Bu başlıkları artırmamız mümkündür. Buda bize incelediğimiz konuyu etkileyen bir çok faktörün olduğunu ve farklı konuların kendi aralarındaki etkileşimini ortaya koymaktadır. Bu başlık sıralaması aynı zamanda bu yazımızda yer alan hususlarında bir özeti niteliğini taşımaktadır.
II-ÇİN EKONOMİSİNDE NELER OLMAKTADIR.
Bilindiği üzere geçtiğimiz yıl Çin GSYIH ‘sı %7.4 artmış ve son yılların en düşük artış miktarı olmuştur. 1973 ila 2013 arası Çin ekonomisi %9.5 artış göstermiştir. 2000-2014 arası Çin GSYIH sındaki yıllık gerçek büyüme rakamları ise aşağıda belirtilmiştir.
YILLAR GSYIH ARTIŞI %
2000 8.4
2001 8.3
2002 9.1
2003 10.0
2004 10.1
2005 11.3
2006 12.7
2007 14.2
2008 9.6
2009 9.2
2010 10.6
2011 9.5
2012 7.7
2013 7.7
2014 7.4 (1990 yılından beri en düşük büyüme oranıdır)
Bu yıl ise ilk çeyrekte ekonomi yıllık bazda %7 büyümüş ve ikinci çeyrek büyümesi %6.8 beklenirken beklentilerin tersine yıllık %7 büyümüştür. Dikkat edilirse 2010 yılından itibaren Çin ekonomisindeki büyüme oranı düşmektedir. Bunda küresel krizin etkisi olduğu gibi ,bir kısmı da Çin’in yeni ekonomi politikasının ve küçülme isteğinin gereği olmuştur.
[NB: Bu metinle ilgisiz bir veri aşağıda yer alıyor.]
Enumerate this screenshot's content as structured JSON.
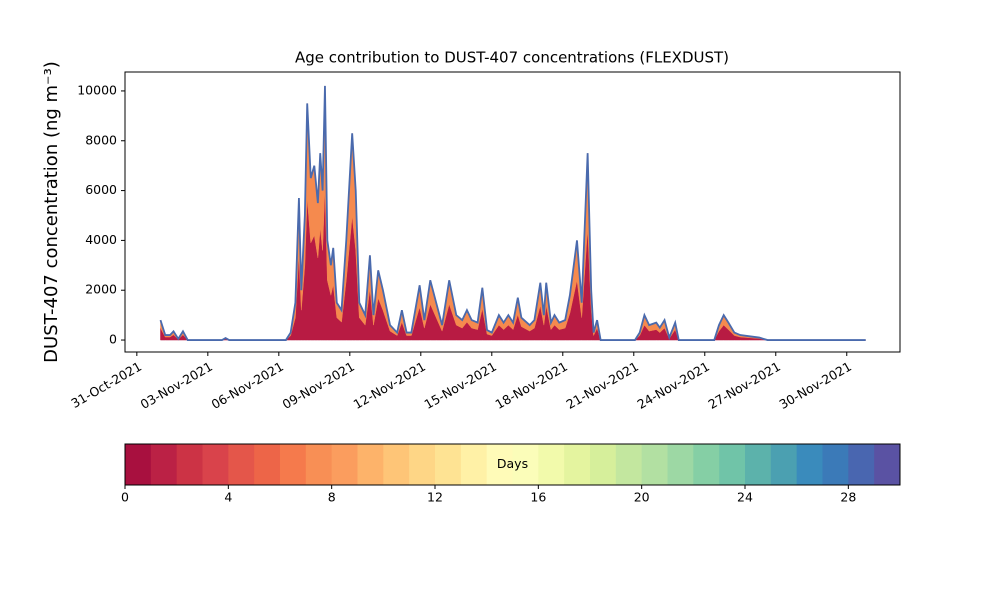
{
  "chart_data": {
    "type": "area",
    "title": "Age contribution to DUST-407 concentrations (FLEXDUST)",
    "y_label": "DUST-407 concentration (ng m⁻³)",
    "x": [
      1.0,
      1.2,
      1.4,
      1.55,
      1.75,
      1.95,
      2.15,
      3.6,
      3.75,
      3.9,
      6.3,
      6.5,
      6.7,
      6.85,
      6.95,
      7.1,
      7.2,
      7.35,
      7.5,
      7.65,
      7.75,
      7.85,
      7.95,
      8.05,
      8.2,
      8.3,
      8.45,
      8.65,
      8.85,
      9.1,
      9.25,
      9.4,
      9.65,
      9.85,
      10.0,
      10.2,
      10.4,
      10.7,
      11.0,
      11.2,
      11.4,
      11.6,
      11.95,
      12.15,
      12.4,
      12.65,
      12.9,
      13.2,
      13.5,
      13.75,
      13.95,
      14.15,
      14.4,
      14.6,
      14.8,
      15.0,
      15.3,
      15.5,
      15.7,
      15.9,
      16.1,
      16.25,
      16.6,
      16.8,
      17.05,
      17.2,
      17.3,
      17.5,
      17.65,
      17.85,
      18.1,
      18.3,
      18.6,
      18.8,
      19.05,
      19.2,
      19.3,
      19.45,
      19.6,
      21.05,
      21.25,
      21.45,
      21.65,
      21.95,
      22.1,
      22.3,
      22.5,
      22.75,
      22.9,
      24.4,
      24.6,
      24.8,
      25.0,
      25.25,
      25.5,
      25.9,
      26.3,
      26.65,
      30.8
    ],
    "series": [
      {
        "style": "area",
        "color": "#b81b43",
        "values": [
          480,
          120,
          120,
          210,
          30,
          210,
          0,
          0,
          48,
          0,
          0,
          180,
          900,
          3420,
          1200,
          3000,
          5700,
          3900,
          4200,
          3300,
          4500,
          3600,
          6120,
          2400,
          1800,
          2220,
          900,
          720,
          2400,
          4980,
          3600,
          900,
          600,
          2040,
          600,
          1680,
          1200,
          360,
          180,
          720,
          180,
          180,
          1320,
          480,
          1440,
          900,
          360,
          1440,
          600,
          480,
          720,
          480,
          420,
          1260,
          240,
          180,
          600,
          420,
          600,
          420,
          1020,
          540,
          360,
          480,
          1380,
          600,
          1380,
          420,
          600,
          420,
          480,
          1080,
          2400,
          900,
          4500,
          1200,
          180,
          480,
          0,
          0,
          180,
          600,
          360,
          420,
          300,
          480,
          60,
          420,
          0,
          0,
          360,
          600,
          420,
          180,
          120,
          90,
          60,
          0,
          0
        ]
      },
      {
        "style": "area",
        "color": "#f58a4e",
        "values": [
          320,
          80,
          80,
          140,
          20,
          140,
          0,
          0,
          32,
          0,
          0,
          120,
          600,
          2280,
          800,
          2000,
          3800,
          2600,
          2800,
          2200,
          3000,
          2400,
          4080,
          1600,
          1200,
          1480,
          600,
          480,
          1600,
          3320,
          2400,
          600,
          400,
          1360,
          400,
          1120,
          800,
          240,
          120,
          480,
          120,
          120,
          880,
          320,
          960,
          600,
          240,
          960,
          400,
          320,
          480,
          320,
          280,
          840,
          160,
          120,
          400,
          280,
          400,
          280,
          680,
          360,
          240,
          320,
          920,
          400,
          920,
          280,
          400,
          280,
          320,
          720,
          1600,
          600,
          3000,
          800,
          120,
          320,
          0,
          0,
          120,
          400,
          240,
          280,
          200,
          320,
          40,
          280,
          0,
          0,
          240,
          400,
          280,
          120,
          80,
          60,
          40,
          0,
          0
        ]
      },
      {
        "style": "line",
        "color": "#4a6aad",
        "values": [
          800,
          200,
          200,
          350,
          50,
          350,
          0,
          0,
          80,
          0,
          0,
          300,
          1500,
          5700,
          2000,
          5000,
          9500,
          6500,
          7000,
          5500,
          7500,
          6000,
          10200,
          4000,
          3000,
          3700,
          1500,
          1200,
          4000,
          8300,
          6000,
          1500,
          1000,
          3400,
          1000,
          2800,
          2000,
          600,
          300,
          1200,
          300,
          300,
          2200,
          800,
          2400,
          1500,
          600,
          2400,
          1000,
          800,
          1200,
          800,
          700,
          2100,
          400,
          300,
          1000,
          700,
          1000,
          700,
          1700,
          900,
          600,
          800,
          2300,
          1000,
          2300,
          700,
          1000,
          700,
          800,
          1800,
          4000,
          1500,
          7500,
          2000,
          300,
          800,
          0,
          0,
          300,
          1000,
          600,
          700,
          500,
          800,
          100,
          700,
          0,
          0,
          600,
          1000,
          700,
          300,
          200,
          150,
          100,
          0,
          0
        ]
      }
    ],
    "xlim": [
      -0.5,
      32.25
    ],
    "xticks": [
      {
        "value": 0,
        "label": "31-Oct-2021"
      },
      {
        "value": 3,
        "label": "03-Nov-2021"
      },
      {
        "value": 6,
        "label": "06-Nov-2021"
      },
      {
        "value": 9,
        "label": "09-Nov-2021"
      },
      {
        "value": 12,
        "label": "12-Nov-2021"
      },
      {
        "value": 15,
        "label": "15-Nov-2021"
      },
      {
        "value": 18,
        "label": "18-Nov-2021"
      },
      {
        "value": 21,
        "label": "21-Nov-2021"
      },
      {
        "value": 24,
        "label": "24-Nov-2021"
      },
      {
        "value": 27,
        "label": "27-Nov-2021"
      },
      {
        "value": 30,
        "label": "30-Nov-2021"
      }
    ],
    "ylim": [
      -480,
      10760
    ],
    "yticks": [
      0,
      2000,
      4000,
      6000,
      8000,
      10000
    ],
    "grid": false,
    "colorbar": {
      "label": "Days",
      "lim": [
        0,
        30
      ],
      "ticks": [
        0,
        4,
        8,
        12,
        16,
        20,
        24,
        28
      ],
      "colors": [
        "#a8103f",
        "#bb2145",
        "#cc3345",
        "#d9434b",
        "#e4564a",
        "#ed6548",
        "#f57a4c",
        "#f88f55",
        "#fb9d5e",
        "#fdb36a",
        "#fec577",
        "#fed686",
        "#fee393",
        "#fff1a6",
        "#fffbb8",
        "#fbfdb9",
        "#f2faab",
        "#e4f49f",
        "#d6ef9b",
        "#c3e79f",
        "#b2e0a2",
        "#9dd8a4",
        "#85cfa5",
        "#70c4a8",
        "#5cb2ab",
        "#4ba0b1",
        "#3a8bbc",
        "#3b7ab8",
        "#4966b0",
        "#5a52a3"
      ]
    }
  }
}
Soft landing diye tabir edilen bu kontrollü küçülme Çin de aşırı finansal genişleme ve borçlanma sonucu oluşan köpük , balonlar ve finansal risklerin kontrol altına alınması amacına matuf olmuştur.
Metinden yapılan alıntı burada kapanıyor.